Wir sind unserer Nische zwar treu geblieben aber auch ein gutes Stück über sie hinausgewachsen. Die Größe des KOAB-Projekts konnten wir in etwa verdoppeln, also ein Wachstum von 100 Prozent hin-legen. Daneben haben wir Komplementärprodukte aufgebaut, wie etwa die Report-Factory oder das Hochschulbildungsmonitoring für Landesministerien. In diesem Jahr wird es bereits den zweiten Bericht für das Land Hessen dazu geben, was aus den hessischen Hochschulabsolventinnen und -absolventen wird.


Was möchte das Land Hessen dazu von euch wissen?

Zum Beispiel, wie viele Menschen aus anderen Bundesländern für das Studium nach Hessen kommen und nach dem Studienabschluss auch in Hessen berufstätig werden. Oder wie das hessische Hochschulsystem mit Heterogenität umgeht und wie es um die Bildungsgerechtigkeit bestellt ist. Ein Thema wird dich vielleicht besonders interessieren: der regionale Verbleib von Hochschulabsolventinnen und -absolventen, die im Anschluss an ihr Studium ein Unternehmen gründen.

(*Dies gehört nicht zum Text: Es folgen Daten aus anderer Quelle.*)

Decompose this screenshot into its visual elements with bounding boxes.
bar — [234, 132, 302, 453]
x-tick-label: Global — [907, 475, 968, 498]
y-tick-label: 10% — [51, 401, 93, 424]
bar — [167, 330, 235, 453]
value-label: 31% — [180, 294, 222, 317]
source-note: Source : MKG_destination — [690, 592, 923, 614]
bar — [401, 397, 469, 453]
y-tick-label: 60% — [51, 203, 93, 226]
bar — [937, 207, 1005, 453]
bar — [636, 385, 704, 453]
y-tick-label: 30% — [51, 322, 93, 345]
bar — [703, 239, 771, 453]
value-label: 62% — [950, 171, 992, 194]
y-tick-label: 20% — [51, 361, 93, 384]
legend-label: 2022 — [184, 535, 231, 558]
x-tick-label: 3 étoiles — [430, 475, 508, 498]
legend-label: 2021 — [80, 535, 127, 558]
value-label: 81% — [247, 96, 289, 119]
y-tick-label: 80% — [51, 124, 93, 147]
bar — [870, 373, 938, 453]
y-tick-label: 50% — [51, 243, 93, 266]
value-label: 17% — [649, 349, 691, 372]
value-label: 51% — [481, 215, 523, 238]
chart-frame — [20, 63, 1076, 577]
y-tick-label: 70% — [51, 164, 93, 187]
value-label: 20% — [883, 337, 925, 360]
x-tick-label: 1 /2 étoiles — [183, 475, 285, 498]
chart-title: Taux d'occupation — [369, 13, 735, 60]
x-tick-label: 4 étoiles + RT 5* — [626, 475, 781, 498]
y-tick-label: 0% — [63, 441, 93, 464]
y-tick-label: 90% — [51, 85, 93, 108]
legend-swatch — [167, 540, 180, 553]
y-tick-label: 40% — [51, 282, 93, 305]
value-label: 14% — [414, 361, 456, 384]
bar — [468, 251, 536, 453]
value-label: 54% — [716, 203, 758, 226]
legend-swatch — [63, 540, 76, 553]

Die hessischen Gründerinnen und Gründer finden sich hauptsächlich in Kassel im Science Park nehme ich an?

Genaueres dazu kann ich in zwei Monaten berichten. Bis dahin werde ich mich wohl in einen abgedunkelten, klimatisierten Raum voller Rechner und Bildschirme zurückziehen müssen.